There is one big question remaining from this whole episode: Who leaked the information about the Colangelo accounts to The Ringer? The idea that the leaker used artificial intelligence to connect the accounts is somewhat dubious. Why did the leaker choose to go to Ben Detrick—a Hinkie sympathizer—for the story? Something still seems the slightest bit off here. Is it possible the leaker was a dedicated Hinkie fan? Is it possible the phone call came from INSIDE THE HOUSE? It is perhaps likely that whoever set this process in motion had an agenda, and it’s no secret that Colangelo had a wide swath of critics in Philadelphia. Whoever started this potential coup should be the focus of any subsequent investigation, whether that’s conducted by the Sixers or the media.

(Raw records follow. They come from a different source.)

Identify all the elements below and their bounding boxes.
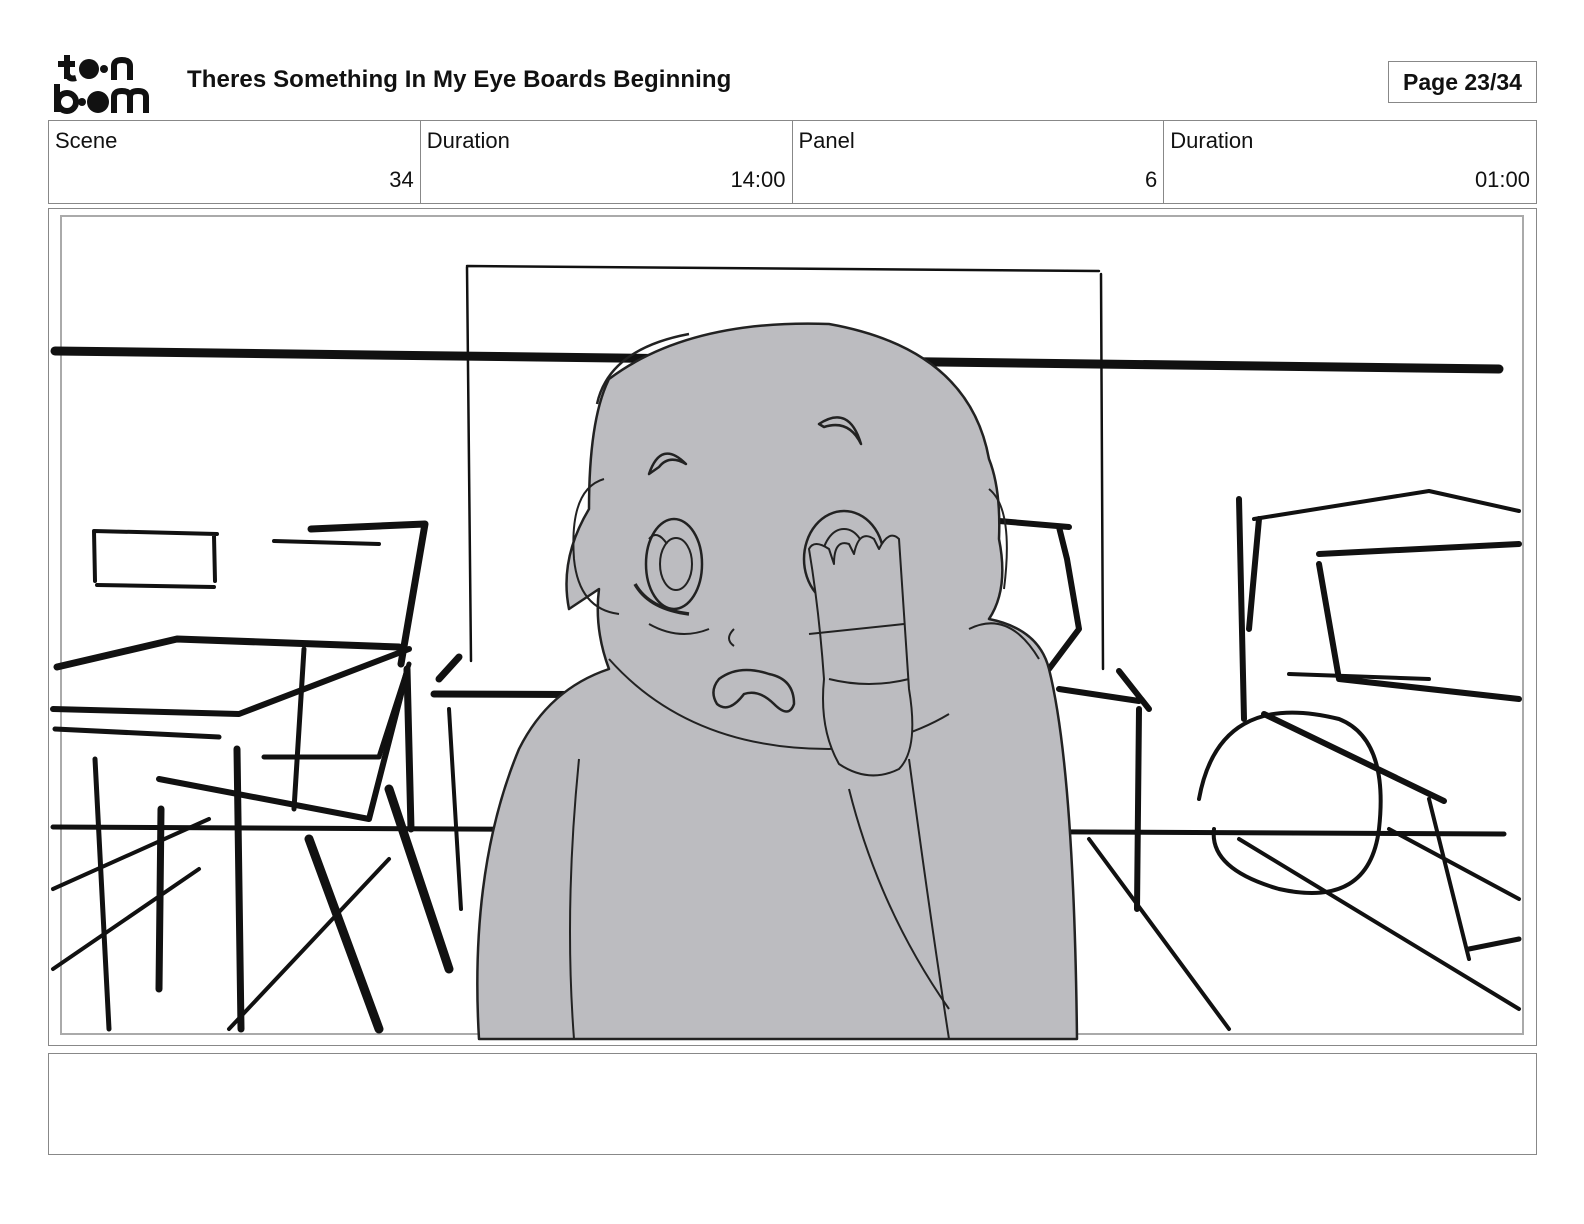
panel-duration-label: Duration: [1170, 128, 1254, 153]
panel-duration-cell: Duration 01:00: [1164, 121, 1536, 203]
scene-label: Scene: [55, 128, 118, 153]
scene-duration-value: 14:00: [730, 167, 786, 192]
panel-duration-value: 01:00: [1474, 167, 1530, 192]
panel-label: Panel: [798, 128, 855, 153]
storyboard-panel: [48, 208, 1537, 1046]
panel-cell: Panel 6: [793, 121, 1165, 203]
page-indicator: Page 23/34: [1388, 61, 1537, 103]
panel-info-table: Scene 34 Duration 14:00 Panel 6 Duration…: [48, 120, 1537, 204]
panel-sketch: [50, 215, 1524, 1041]
character-sketch: [476, 322, 1079, 1041]
document-title: Theres Something In My Eye Boards Beginn…: [187, 66, 732, 93]
scene-cell: Scene 34: [49, 121, 421, 203]
scene-duration-label: Duration: [426, 128, 510, 153]
scene-value: 34: [389, 167, 414, 192]
panel-notes-box: [48, 1053, 1537, 1155]
scene-duration-cell: Duration 14:00: [421, 121, 793, 203]
toonboom-logo: [52, 52, 164, 114]
panel-value: 6: [1145, 167, 1158, 192]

But let’s not lose sight of what’s truly important here: The general manager of the third seed in the East lost his job because of Twitter. You know how there’s so much concern trolling for high school students to clean up their social media when they’re applying for college? This is like the acid trip version of that. Organizations are always so worried about players embarrassing themselves on Twitter, they seemingly never thought to tell people in the front office to refrain from revealing private details about the franchise. If there’s one thing we can all take away from Burnghazi, it’s that no one is immune to life’s most important axiom: Never tweet.